30.4.07
CANÇÃO TONTA
Eu quero ser de prata.
Filho,
terás muito frio.
Mamã.
Eu quero ser de água.
Filho,
terás muito frio.
Mamã.
Borda-me em tua almofada.
Está bem!
Agora mesmo!
(Federico García Lorca, trad. de José Bento)
26.4.07
sim, filho, era um jogo bonito. assim como trazer-vos as prendas já pensadas para cada um e cada um pegar na que era para outro.
sim, pai, sobretudo quando percebíamos que já esperavas que as íamos baralhar todas, como com as palavras, e as tinhas escolhido a pensar nisso e ficava tudo como esperavas.
sim, filho, mas o jogo ficava ainda mais bonito quando as escolhas não eram as que esperava.
mas isso acontecia, pai?
ó menino, deixa-te disso. todos percebiam que sim.
ainda estás azedo, pai?
agora estás tu a jogar. que resposta esperas?
a verdadeira, como quando te respondíamos. brincávamos sempre a sério.
responde: ainda estás azedo?
filho, traz-me uvas de malvasia e os cheiros do monte de quando, logo pela manhã, íamos por campos e cabeços a saltar como cabritos até cairmos a rir. vós éreis o que éreis e nós parecíamos maluquinhos.
pai, ainda estás azedo?
traz-nos uvas de malvasia, filho.
25.4.07
21.4.07
O meu amigo já não se perturbava muito por ir para a cama sozinho, era o que me dizia. Por vezes, sentia a falta de um braço ou de uma perna a dizer “olha, estou aqui”, para poder responder “já tinha notado pelo bater do teu peito”. É que, dizia também, foram tantos os tempos em que adormeceram e acordaram pele com pele e fusão de sentidos…Sentia a falta, mas mantinha a tranquilidade.

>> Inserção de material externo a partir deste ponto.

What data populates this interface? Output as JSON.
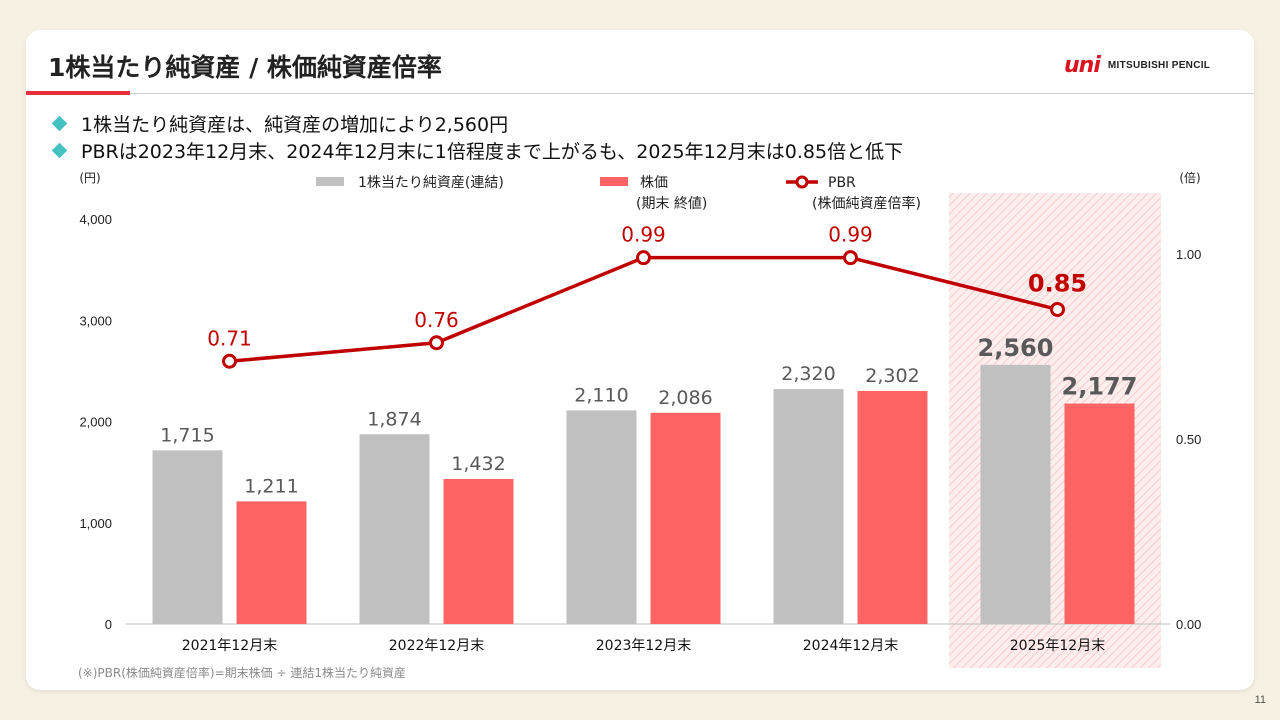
{
  "title": "1株当たり純資産 / 株価純資産倍率",
  "logo": {
    "mark": "uni",
    "text": "MITSUBISHI PENCIL"
  },
  "bullets": [
    "1株当たり純資産は、純資産の増加により2,560円",
    "PBRは2023年12月末、2024年12月末に1倍程度まで上がるも、2025年12月末は0.85倍と低下"
  ],
  "page_number": "11",
  "colors": {
    "bps": "#c0c0c0",
    "price": "#ff6464",
    "pbr": "#c00000",
    "accent": "#e8303a",
    "bullet": "#44c2c2"
  },
  "chart_data": {
    "type": "bar",
    "categories": [
      "2021年12月末",
      "2022年12月末",
      "2023年12月末",
      "2024年12月末",
      "2025年12月末"
    ],
    "series": [
      {
        "name": "1株当たり純資産(連結)",
        "type": "bar",
        "axis": "left",
        "values": [
          1715,
          1874,
          2110,
          2320,
          2560
        ],
        "labels": [
          "1,715",
          "1,874",
          "2,110",
          "2,320",
          "2,560"
        ]
      },
      {
        "name": "株価",
        "name_sub": "(期末 終値)",
        "type": "bar",
        "axis": "left",
        "values": [
          1211,
          1432,
          2086,
          2302,
          2177
        ],
        "labels": [
          "1,211",
          "1,432",
          "2,086",
          "2,302",
          "2,177"
        ]
      },
      {
        "name": "PBR",
        "name_sub": "(株価純資産倍率)",
        "type": "line",
        "axis": "right",
        "values": [
          0.71,
          0.76,
          0.99,
          0.99,
          0.85
        ],
        "labels": [
          "0.71",
          "0.76",
          "0.99",
          "0.99",
          "0.85"
        ]
      }
    ],
    "y_left": {
      "unit": "(円)",
      "range": [
        0,
        4000
      ],
      "ticks": [
        0,
        1000,
        2000,
        3000,
        4000
      ],
      "tick_labels": [
        "0",
        "1,000",
        "2,000",
        "3,000",
        "4,000"
      ]
    },
    "y_right": {
      "unit": "(倍)",
      "range": [
        0,
        1.0944
      ],
      "ticks": [
        0,
        0.5,
        1.0
      ],
      "tick_labels": [
        "0.00",
        "0.50",
        "1.00"
      ]
    },
    "highlight_category": "2025年12月末",
    "legend_position": "top",
    "footnote": "(※)PBR(株価純資産倍率)=期末株価 ÷ 連結1株当たり純資産"
  }
}
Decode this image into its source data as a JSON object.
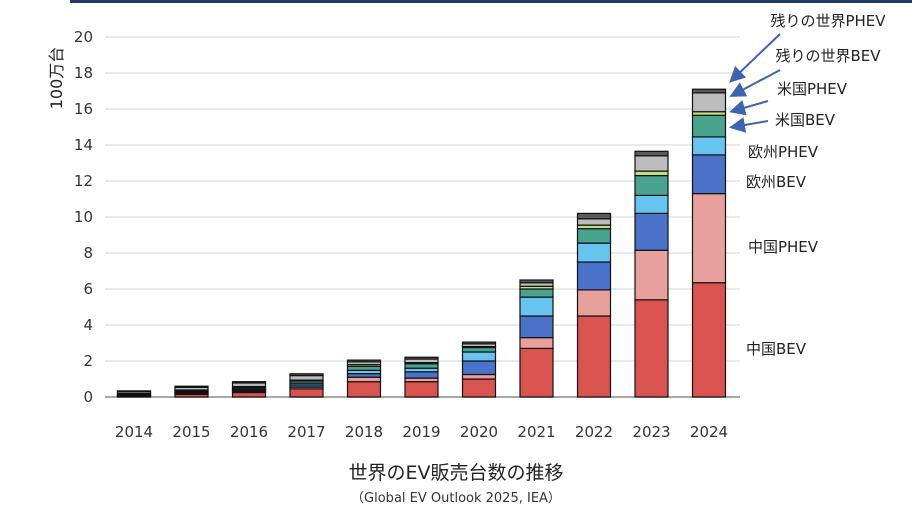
{
  "chart_data": {
    "type": "bar",
    "stacked": true,
    "ylabel": "100万台",
    "ylim": [
      0,
      20
    ],
    "yticks": [
      0,
      2,
      4,
      6,
      8,
      10,
      12,
      14,
      16,
      18,
      20
    ],
    "grid": true,
    "categories": [
      "2014",
      "2015",
      "2016",
      "2017",
      "2018",
      "2019",
      "2020",
      "2021",
      "2022",
      "2023",
      "2024"
    ],
    "series": [
      {
        "name": "中国BEV",
        "color": "#d9534f",
        "values": [
          0.05,
          0.15,
          0.25,
          0.45,
          0.85,
          0.85,
          1.0,
          2.7,
          4.5,
          5.4,
          6.35
        ]
      },
      {
        "name": "中国PHEV",
        "color": "#e8a09c",
        "values": [
          0.02,
          0.05,
          0.07,
          0.1,
          0.25,
          0.2,
          0.25,
          0.6,
          1.45,
          2.75,
          4.95
        ]
      },
      {
        "name": "欧州BEV",
        "color": "#4a72c9",
        "values": [
          0.03,
          0.05,
          0.07,
          0.12,
          0.2,
          0.35,
          0.75,
          1.2,
          1.55,
          2.05,
          2.15
        ]
      },
      {
        "name": "欧州PHEV",
        "color": "#66c4ee",
        "values": [
          0.02,
          0.05,
          0.07,
          0.1,
          0.18,
          0.2,
          0.5,
          1.05,
          1.05,
          1.0,
          1.0
        ]
      },
      {
        "name": "米国BEV",
        "color": "#48a38f",
        "values": [
          0.05,
          0.06,
          0.08,
          0.12,
          0.22,
          0.25,
          0.25,
          0.45,
          0.8,
          1.1,
          1.2
        ]
      },
      {
        "name": "米国PHEV",
        "color": "#bfe07a",
        "values": [
          0.02,
          0.03,
          0.04,
          0.05,
          0.1,
          0.06,
          0.05,
          0.15,
          0.2,
          0.25,
          0.2
        ]
      },
      {
        "name": "残りの世界BEV",
        "color": "#bdbdbd",
        "values": [
          0.1,
          0.15,
          0.2,
          0.25,
          0.15,
          0.2,
          0.15,
          0.2,
          0.35,
          0.85,
          1.05
        ]
      },
      {
        "name": "残りの世界PHEV",
        "color": "#5a5a5a",
        "values": [
          0.05,
          0.06,
          0.07,
          0.1,
          0.1,
          0.1,
          0.1,
          0.15,
          0.3,
          0.25,
          0.2
        ]
      }
    ],
    "legend_position": "right",
    "title": "世界のEV販売台数の推移",
    "source": "（Global EV Outlook 2025, IEA）"
  }
}
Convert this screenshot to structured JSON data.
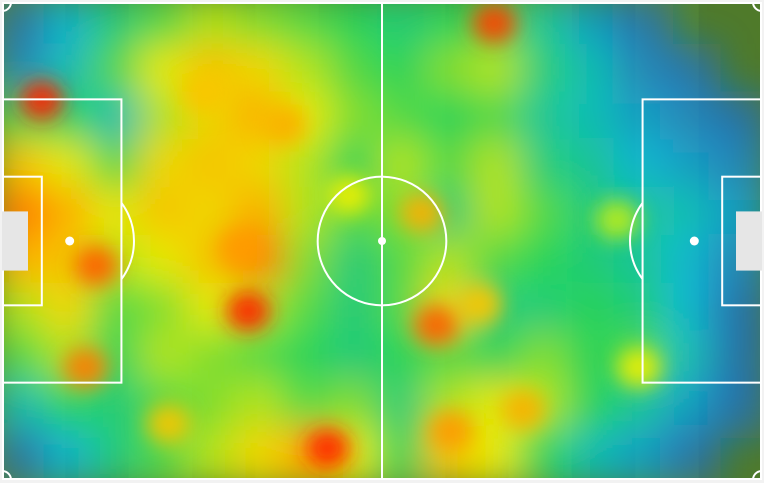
{
  "chart_data": {
    "type": "heatmap",
    "title": "",
    "xlabel": "",
    "ylabel": "",
    "pitch": {
      "length": 105,
      "width": 68,
      "grass_color": "#4f7a2a",
      "grass_stripe_color": "#5b8a31",
      "line_color": "#ffffff",
      "goal_color": "#e6e6e6"
    },
    "color_scale": [
      "#2050e0",
      "#00c8ff",
      "#20e060",
      "#f0f000",
      "#ff9a00",
      "#ff2000"
    ],
    "grid": {
      "x_bins": 16,
      "y_bins": 10,
      "values": [
        [
          0.05,
          0.2,
          0.35,
          0.45,
          0.55,
          0.5,
          0.45,
          0.4,
          0.35,
          0.4,
          0.45,
          0.3,
          0.15,
          0.05,
          0.0,
          0.0
        ],
        [
          0.1,
          0.25,
          0.45,
          0.6,
          0.7,
          0.65,
          0.55,
          0.45,
          0.4,
          0.5,
          0.55,
          0.35,
          0.25,
          0.1,
          0.05,
          0.0
        ],
        [
          0.45,
          0.4,
          0.25,
          0.55,
          0.65,
          0.75,
          0.6,
          0.5,
          0.45,
          0.4,
          0.45,
          0.3,
          0.25,
          0.15,
          0.1,
          0.05
        ],
        [
          0.7,
          0.6,
          0.45,
          0.65,
          0.7,
          0.65,
          0.55,
          0.4,
          0.55,
          0.45,
          0.55,
          0.35,
          0.3,
          0.2,
          0.15,
          0.1
        ],
        [
          0.85,
          0.75,
          0.6,
          0.7,
          0.65,
          0.75,
          0.55,
          0.45,
          0.5,
          0.35,
          0.55,
          0.45,
          0.35,
          0.3,
          0.25,
          0.15
        ],
        [
          0.75,
          0.7,
          0.55,
          0.6,
          0.7,
          0.85,
          0.5,
          0.35,
          0.45,
          0.55,
          0.45,
          0.4,
          0.35,
          0.3,
          0.2,
          0.1
        ],
        [
          0.55,
          0.65,
          0.45,
          0.5,
          0.6,
          0.55,
          0.45,
          0.35,
          0.45,
          0.65,
          0.35,
          0.35,
          0.4,
          0.35,
          0.2,
          0.05
        ],
        [
          0.45,
          0.55,
          0.4,
          0.55,
          0.5,
          0.45,
          0.4,
          0.35,
          0.4,
          0.45,
          0.4,
          0.5,
          0.4,
          0.45,
          0.25,
          0.05
        ],
        [
          0.25,
          0.4,
          0.35,
          0.45,
          0.5,
          0.55,
          0.45,
          0.5,
          0.35,
          0.55,
          0.6,
          0.55,
          0.4,
          0.3,
          0.15,
          0.05
        ],
        [
          0.05,
          0.2,
          0.35,
          0.45,
          0.55,
          0.65,
          0.75,
          0.6,
          0.4,
          0.7,
          0.6,
          0.4,
          0.25,
          0.15,
          0.05,
          0.0
        ]
      ]
    },
    "hotspots": [
      {
        "x": 5.5,
        "y": 14.0,
        "intensity": 1.0
      },
      {
        "x": 13.0,
        "y": 37.5,
        "intensity": 0.9
      },
      {
        "x": 11.5,
        "y": 52.0,
        "intensity": 0.85
      },
      {
        "x": 34.0,
        "y": 44.0,
        "intensity": 1.0
      },
      {
        "x": 33.0,
        "y": 35.0,
        "intensity": 0.8
      },
      {
        "x": 45.0,
        "y": 63.5,
        "intensity": 1.0
      },
      {
        "x": 39.0,
        "y": 17.5,
        "intensity": 0.75
      },
      {
        "x": 28.0,
        "y": 13.0,
        "intensity": 0.7
      },
      {
        "x": 58.0,
        "y": 30.0,
        "intensity": 0.75
      },
      {
        "x": 60.0,
        "y": 46.0,
        "intensity": 0.9
      },
      {
        "x": 68.0,
        "y": 3.0,
        "intensity": 0.95
      },
      {
        "x": 66.0,
        "y": 43.0,
        "intensity": 0.7
      },
      {
        "x": 72.0,
        "y": 58.0,
        "intensity": 0.75
      },
      {
        "x": 62.0,
        "y": 61.0,
        "intensity": 0.8
      },
      {
        "x": 85.0,
        "y": 31.0,
        "intensity": 0.55
      },
      {
        "x": 88.0,
        "y": 52.0,
        "intensity": 0.6
      },
      {
        "x": 23.0,
        "y": 60.0,
        "intensity": 0.7
      },
      {
        "x": 48.0,
        "y": 27.5,
        "intensity": 0.6
      }
    ]
  }
}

Ficava era todo estragado, era assim que falava, quando se via sozinho à mesa, sem ninguém para se ouvirem os silêncios e os olhos se cruzarem: era também por eles que percebiam o que fazia falta um ao outro.
E muitos não entendiam, quando punha na mesa dois e, às vezes, cinco talheres; mas era assim que ficava menos perturbado.